There is a harder edge to management with 100 per cent of those who responded reporting they had managed partners out of the business in the last year; 22 per cent demoted partners from equity to non-equity; and 11 per cent reduced significantly an equity partner’s interest in the firm.

This shows a more realistic approach to the management of legal practices, which prior to 2008, was likely to be less robust.

The optimism continues with increased recruitment. A quarter reported an increase of more than 5 per cent in staffing levels during 2014 and a further 69 per cent reported an increase of up to 5 per cent more staff. Just 6 per cent reported a reduction in employee numbers. An enormous 88 per cent reported increased recruiting in the next 12 months as the economy improves.

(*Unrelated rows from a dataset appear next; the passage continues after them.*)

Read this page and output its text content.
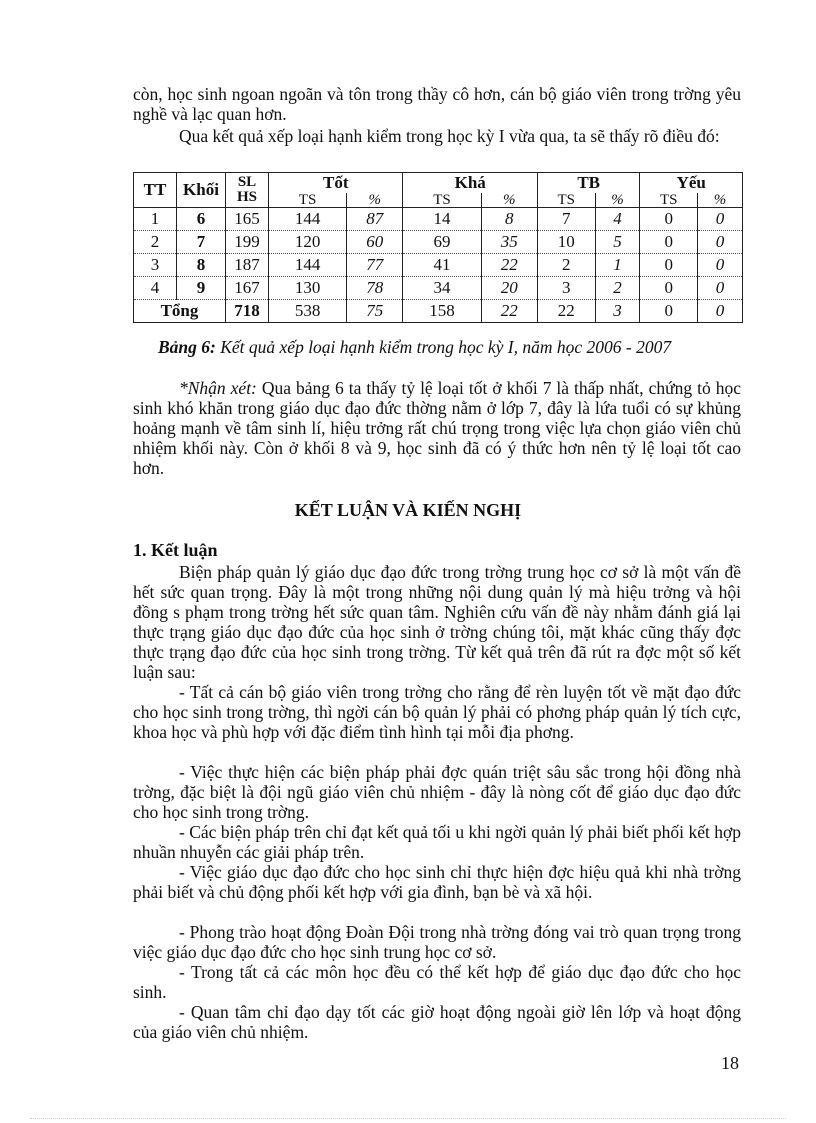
còn, học sinh ngoan ngoãn và tôn trong thầy cô hơn, cán bộ giáo viên trong trờng yêu nghề và lạc quan hơn.

Qua kết quả xếp loại hạnh kiểm trong học kỳ I vừa qua, ta sẽ thấy rõ điều đó:

TT	Khối	SL HS	Tốt		Khá		TB		Yếu	
			TS	%	TS	%	TS	%	TS	%
1	6	165	144	87	14	8	7	4	0	0
2	7	199	120	60	69	35	10	5	0	0
3	8	187	144	77	41	22	2	1	0	0
4	9	167	130	78	34	20	3	2	0	0
Tổng		718	538	75	158	22	22	3	0	0
Bảng 6: Kết quả xếp loại hạnh kiểm trong học kỳ I, năm học 2006 - 2007

*Nhận xét: Qua bảng 6 ta thấy tỷ lệ loại tốt ở khối 7 là thấp nhất, chứng tỏ học sinh khó khăn trong giáo dục đạo đức thờng nằm ở lớp 7, đây là lứa tuổi có sự khủng hoảng mạnh về tâm sinh lí, hiệu trởng rất chú trọng trong việc lựa chọn giáo viên chủ nhiệm khối này. Còn ở khối 8 và 9, học sinh đã có ý thức hơn nên tỷ lệ loại tốt cao hơn.

KẾT LUẬN VÀ KIẾN NGHỊ
1. Kết luận

Biện pháp quản lý giáo dục đạo đức trong trờng trung học cơ sở là một vấn đề hết sức quan trọng. Đây là một trong những nội dung quản lý mà hiệu trởng và hội đồng s phạm trong trờng hết sức quan tâm. Nghiên cứu vấn đề này nhằm đánh giá lại thực trạng giáo dục đạo đức của học sinh ở trờng chúng tôi, mặt khác cũng thấy đợc thực trạng đạo đức của học sinh trong trờng. Từ kết quả trên đã rút ra đợc một số kết luận sau:

- Tất cả cán bộ giáo viên trong trờng cho rằng để rèn luyện tốt về mặt đạo đức cho học sinh trong trờng, thì ngời cán bộ quản lý phải có phơng pháp quản lý tích cực, khoa học và phù hợp với đặc điểm tình hình tại mỗi địa phơng.

- Việc thực hiện các biện pháp phải đợc quán triệt sâu sắc trong hội đồng nhà trờng, đặc biệt là đội ngũ giáo viên chủ nhiệm - đây là nòng cốt để giáo dục đạo đức cho học sinh trong trờng.

- Các biện pháp trên chỉ đạt kết quả tối u khi ngời quản lý phải biết phối kết hợp nhuần nhuyễn các giải pháp trên.

- Việc giáo dục đạo đức cho học sinh chỉ thực hiện đợc hiệu quả khi nhà trờng phải biết và chủ động phối kết hợp với gia đình, bạn bè và xã hội.

- Phong trào hoạt động Đoàn Đội trong nhà trờng đóng vai trò quan trọng trong việc giáo dục đạo đức cho học sinh trung học cơ sở.

- Trong tất cả các môn học đều có thể kết hợp để giáo dục đạo đức cho học sinh.

- Quan tâm chỉ đạo dạy tốt các giờ hoạt động ngoài giờ lên lớp và hoạt động của giáo viên chủ nhiệm.

18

The survey found that 92 per cent of Scotland’s law firms believe growth will come from the real estate and construction sector; 54 per cent think the healthcare and life sciences will be positive; with 46 per cent looking to the energy and natural resources sector for growth.

Growth in service lines will come from private client work according to 77 per cent of firms, with 54 per cent believing growth will be in dispute resolution/litigation and jointly on 31 per cent employment and corporate and commercial work.

Mr Barnett added: “This survey is considerably more optimistic and positive than our previous one in 2011. In the intervening time many well established firms have gone but there is clear evidence that Scotland’s law firms have absorbed the message of the last few years and have taken affirmative action to ensure their firm will be around for many years to come.

“I think that Scotland’s legal market, which will continue to attract merger and acquisition interest from elsewhere in the UK and abroad, is in a healthier, more vibrant state than it has been for many years. This can only be good news for the sector as the Scottish economy improves and firms are able to take advantage of this growth.”